Project is attached.

 

[emexes]

I like that it goes to higher orders of polynomials than just a plain old boring straight line

One method of measuring internal losses of a rotating system is to spin it up, measure how the rate at which it slows down, multiply by the rotating inertia, and fit to a quadratic (because friction/resistance is usually proportional to the square of the speed).

 

[Erel]

I like that it goes to higher orders of polynomials than just a plain old boring straight line

It can actually match almost any function you like.
The brown plot is A * x + B * Sin(X)

 

[Jeffrey Cameron]

That looks cool, but for those of us dinosaurs that grew up with COBOL and monochrome CRT displays, what does this demonstrate? Or, more accurately, how can this be applied to apps?

 

[Erel]

That looks cool, but for those of us dinosaurs that grew up with COBOL and monochrome CRT displays, what does this demonstrate?

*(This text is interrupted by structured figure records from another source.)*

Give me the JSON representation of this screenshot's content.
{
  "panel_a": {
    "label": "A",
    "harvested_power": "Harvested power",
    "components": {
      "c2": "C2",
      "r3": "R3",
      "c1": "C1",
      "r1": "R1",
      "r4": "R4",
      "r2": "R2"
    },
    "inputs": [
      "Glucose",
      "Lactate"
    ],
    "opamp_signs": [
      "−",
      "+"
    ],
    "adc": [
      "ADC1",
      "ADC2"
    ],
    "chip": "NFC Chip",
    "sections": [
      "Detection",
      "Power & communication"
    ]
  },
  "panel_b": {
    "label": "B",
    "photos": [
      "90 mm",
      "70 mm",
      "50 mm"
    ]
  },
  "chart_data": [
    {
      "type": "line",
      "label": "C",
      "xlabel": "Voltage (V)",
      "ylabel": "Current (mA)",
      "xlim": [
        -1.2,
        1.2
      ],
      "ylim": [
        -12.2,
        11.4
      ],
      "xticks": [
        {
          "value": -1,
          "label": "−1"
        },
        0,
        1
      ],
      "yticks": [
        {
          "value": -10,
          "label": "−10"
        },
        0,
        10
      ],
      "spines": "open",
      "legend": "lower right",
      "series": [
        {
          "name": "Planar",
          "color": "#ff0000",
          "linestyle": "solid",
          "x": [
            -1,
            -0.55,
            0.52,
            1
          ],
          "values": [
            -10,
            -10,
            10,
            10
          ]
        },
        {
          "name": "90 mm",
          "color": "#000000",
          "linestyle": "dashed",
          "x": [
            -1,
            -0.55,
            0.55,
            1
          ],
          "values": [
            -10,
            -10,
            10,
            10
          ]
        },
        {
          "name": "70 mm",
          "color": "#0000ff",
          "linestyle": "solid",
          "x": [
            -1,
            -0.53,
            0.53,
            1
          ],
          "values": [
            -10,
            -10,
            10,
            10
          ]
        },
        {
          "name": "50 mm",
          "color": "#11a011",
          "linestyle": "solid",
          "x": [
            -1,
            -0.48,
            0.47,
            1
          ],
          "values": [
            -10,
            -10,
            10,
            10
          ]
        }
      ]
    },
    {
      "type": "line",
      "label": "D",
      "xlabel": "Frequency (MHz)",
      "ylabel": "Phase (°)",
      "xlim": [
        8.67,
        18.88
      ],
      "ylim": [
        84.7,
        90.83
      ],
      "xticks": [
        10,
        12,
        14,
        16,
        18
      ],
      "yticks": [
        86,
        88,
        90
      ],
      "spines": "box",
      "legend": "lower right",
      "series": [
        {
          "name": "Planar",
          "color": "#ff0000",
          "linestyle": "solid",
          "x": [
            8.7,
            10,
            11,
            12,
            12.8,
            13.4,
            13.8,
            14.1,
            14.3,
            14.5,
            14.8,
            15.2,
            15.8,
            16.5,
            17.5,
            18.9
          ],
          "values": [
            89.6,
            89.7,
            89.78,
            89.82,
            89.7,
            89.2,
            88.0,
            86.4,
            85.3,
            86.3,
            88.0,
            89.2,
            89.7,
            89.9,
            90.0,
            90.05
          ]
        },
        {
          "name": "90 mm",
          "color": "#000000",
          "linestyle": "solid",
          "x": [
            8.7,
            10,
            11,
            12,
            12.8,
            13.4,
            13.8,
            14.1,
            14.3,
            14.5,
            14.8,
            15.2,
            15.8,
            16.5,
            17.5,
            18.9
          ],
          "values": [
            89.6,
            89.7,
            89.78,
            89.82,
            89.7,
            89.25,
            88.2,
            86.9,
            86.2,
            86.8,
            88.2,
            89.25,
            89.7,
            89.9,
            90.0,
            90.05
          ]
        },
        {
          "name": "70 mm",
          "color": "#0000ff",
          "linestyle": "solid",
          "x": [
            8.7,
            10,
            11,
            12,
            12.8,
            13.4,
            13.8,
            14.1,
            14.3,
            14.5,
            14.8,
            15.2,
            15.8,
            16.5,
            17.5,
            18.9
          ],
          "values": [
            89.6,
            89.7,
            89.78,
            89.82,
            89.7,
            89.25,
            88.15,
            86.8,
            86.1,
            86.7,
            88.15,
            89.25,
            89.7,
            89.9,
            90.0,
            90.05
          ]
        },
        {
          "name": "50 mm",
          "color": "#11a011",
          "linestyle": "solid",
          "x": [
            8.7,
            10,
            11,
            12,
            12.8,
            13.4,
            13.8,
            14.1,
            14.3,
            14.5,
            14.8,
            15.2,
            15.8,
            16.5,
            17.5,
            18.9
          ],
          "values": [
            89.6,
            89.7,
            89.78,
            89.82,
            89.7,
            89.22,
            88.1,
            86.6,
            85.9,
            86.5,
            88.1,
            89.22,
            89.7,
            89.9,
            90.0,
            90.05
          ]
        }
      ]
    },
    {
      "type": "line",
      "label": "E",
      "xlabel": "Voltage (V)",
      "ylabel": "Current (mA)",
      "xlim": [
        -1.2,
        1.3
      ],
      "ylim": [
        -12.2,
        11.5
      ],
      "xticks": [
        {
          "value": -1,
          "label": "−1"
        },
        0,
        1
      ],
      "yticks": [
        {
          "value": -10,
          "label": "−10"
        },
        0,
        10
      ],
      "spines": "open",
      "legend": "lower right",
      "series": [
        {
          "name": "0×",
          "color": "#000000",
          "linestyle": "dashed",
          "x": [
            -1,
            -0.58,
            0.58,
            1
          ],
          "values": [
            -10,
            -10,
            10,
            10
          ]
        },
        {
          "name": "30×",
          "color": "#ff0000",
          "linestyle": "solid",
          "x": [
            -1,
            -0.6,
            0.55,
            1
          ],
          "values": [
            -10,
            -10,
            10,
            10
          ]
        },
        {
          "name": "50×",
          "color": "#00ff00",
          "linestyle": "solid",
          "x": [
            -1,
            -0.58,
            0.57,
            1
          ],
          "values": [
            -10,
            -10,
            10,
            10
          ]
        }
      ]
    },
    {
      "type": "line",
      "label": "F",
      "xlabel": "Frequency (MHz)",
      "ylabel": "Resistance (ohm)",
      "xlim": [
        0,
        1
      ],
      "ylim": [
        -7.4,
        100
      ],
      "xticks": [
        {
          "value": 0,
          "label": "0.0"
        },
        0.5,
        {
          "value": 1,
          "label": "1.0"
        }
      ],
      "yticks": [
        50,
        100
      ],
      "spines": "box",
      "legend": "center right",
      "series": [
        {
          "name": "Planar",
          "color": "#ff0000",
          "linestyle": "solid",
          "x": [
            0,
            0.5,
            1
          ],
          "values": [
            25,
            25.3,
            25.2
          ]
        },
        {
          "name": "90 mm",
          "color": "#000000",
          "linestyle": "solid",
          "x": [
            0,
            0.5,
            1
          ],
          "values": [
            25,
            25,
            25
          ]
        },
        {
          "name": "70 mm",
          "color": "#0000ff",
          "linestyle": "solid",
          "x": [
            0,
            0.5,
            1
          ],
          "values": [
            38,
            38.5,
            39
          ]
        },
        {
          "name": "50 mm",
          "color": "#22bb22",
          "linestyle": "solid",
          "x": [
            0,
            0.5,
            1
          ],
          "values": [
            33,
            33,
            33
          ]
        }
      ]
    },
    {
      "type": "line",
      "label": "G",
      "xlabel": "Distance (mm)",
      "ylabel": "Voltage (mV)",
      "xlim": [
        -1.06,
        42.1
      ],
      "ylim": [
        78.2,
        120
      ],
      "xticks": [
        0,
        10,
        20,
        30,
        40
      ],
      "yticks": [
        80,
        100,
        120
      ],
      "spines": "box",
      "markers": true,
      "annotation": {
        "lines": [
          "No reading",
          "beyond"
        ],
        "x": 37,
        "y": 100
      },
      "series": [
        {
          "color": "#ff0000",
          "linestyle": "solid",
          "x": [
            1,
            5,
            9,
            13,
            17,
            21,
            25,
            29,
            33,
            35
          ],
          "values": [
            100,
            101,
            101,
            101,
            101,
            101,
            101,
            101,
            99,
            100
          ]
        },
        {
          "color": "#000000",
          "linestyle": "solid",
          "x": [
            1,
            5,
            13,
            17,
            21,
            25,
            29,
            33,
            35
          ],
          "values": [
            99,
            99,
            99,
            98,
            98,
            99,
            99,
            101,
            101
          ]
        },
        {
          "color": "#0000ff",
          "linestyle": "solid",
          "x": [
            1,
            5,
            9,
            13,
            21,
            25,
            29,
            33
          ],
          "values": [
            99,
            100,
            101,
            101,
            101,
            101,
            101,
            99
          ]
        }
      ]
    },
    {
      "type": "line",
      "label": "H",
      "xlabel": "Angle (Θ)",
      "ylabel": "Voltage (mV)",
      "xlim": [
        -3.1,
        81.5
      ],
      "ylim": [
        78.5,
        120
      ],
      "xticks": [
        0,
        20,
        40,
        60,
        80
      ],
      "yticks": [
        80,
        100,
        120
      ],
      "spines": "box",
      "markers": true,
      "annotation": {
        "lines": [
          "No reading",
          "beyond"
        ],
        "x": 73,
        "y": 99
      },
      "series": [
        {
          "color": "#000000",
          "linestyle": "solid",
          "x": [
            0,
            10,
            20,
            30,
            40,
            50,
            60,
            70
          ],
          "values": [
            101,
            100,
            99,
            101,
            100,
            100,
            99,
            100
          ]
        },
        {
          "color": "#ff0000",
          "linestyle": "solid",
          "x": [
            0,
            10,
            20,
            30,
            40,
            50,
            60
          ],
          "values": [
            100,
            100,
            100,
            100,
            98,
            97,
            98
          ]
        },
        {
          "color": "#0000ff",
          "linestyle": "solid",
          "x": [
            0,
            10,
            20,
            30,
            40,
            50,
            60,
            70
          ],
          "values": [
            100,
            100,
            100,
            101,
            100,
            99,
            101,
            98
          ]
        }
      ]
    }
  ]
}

This is a primitive example of machine learning.
The input is made of the X values and the desired output is the Y values.
We have some known samples: the mapping between the X coordinates and the Y coordinates of the clicked points.

We want to find a formula that will allow us to find the Y values based on other X values.

If you have two points and you know that there is a linear relation between X and Y then it is trivial to find such formula. This example uses a more sophisticated algorithm to try to match more complex relations.

Or, more accurately, how can this be applied to apps?

It is probably a bit too primitive and simplistic to actually be used for something real, however inspiration is also important...

 

[Jeffrey Cameron]

Still, cool I was wondering if it could be applied to some type of view animation.